Methods: We did a multicenter observational study of therapeutic hypothermia for unconscious adult patients with return of spontaneous circulation (ROSC) after out-of-hospital cardiac arrest. The J-PULSE Hypothermia committee entrusted each hospital with the timing of cooling, cooling methods, target temperature, duration, rewarming rate and measurement of blood ammonia. The primary endpoint was a favorable neurological outcome at hospital discharge.

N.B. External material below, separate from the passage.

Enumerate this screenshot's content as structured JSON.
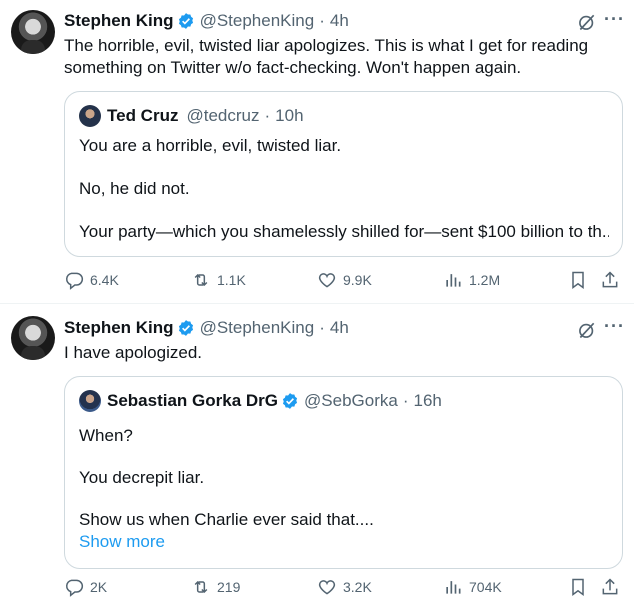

Results: Of the 432 unconscious adult patients who were treated with therapeutic hypothermia (32 °C to 34 °C) after ROSC, 143 whose blood ammonia level was measured on arrival at the emergency room were included. The quartiles of ammonia levels were a median of 79.5μg/dl, and 25th and 75th percentile values of 47.5μg/dl and 136.5μg/dl, respectively. A total of 82 (57.3%) of the 143 patients had favorable neurological outcomes. The ammonia level was lower among such patients than among those who had unfavorable neurological outcomes (a median, 72 μg/dl vs.110μg/dl; p=0.0002). Significant differences were seen in frequency of favorable neurological outcome among patients with the quartiles of ammonia levels (71% in the Q-1, 67% in the Q-2, 67% in the Q-3, 25% in the Q-4; p<0.001), and the subgroups of patients with VF (67% in the Q-1, 71% in the Q-2, 33% in the Q-3, 15% in the Q-4, p=0.005). A multiple logistic-regression analysis showed that Q-4 of the quartiles of ammonia level was an independent predictor of unfavorable neurological outcomes with an adjusted odds ratio of 0.26 (95% CI, 0.07–0.93, p=0.039).
Conclusion: High level of ammonia on ER arrival was associated with poor neurological outcome for patients treated with therapeutic hypothermia. Ammonia provides useful predictive neurological information before or immediately after induction of hypothermia.
- © 2010 by American Heart Association, Inc.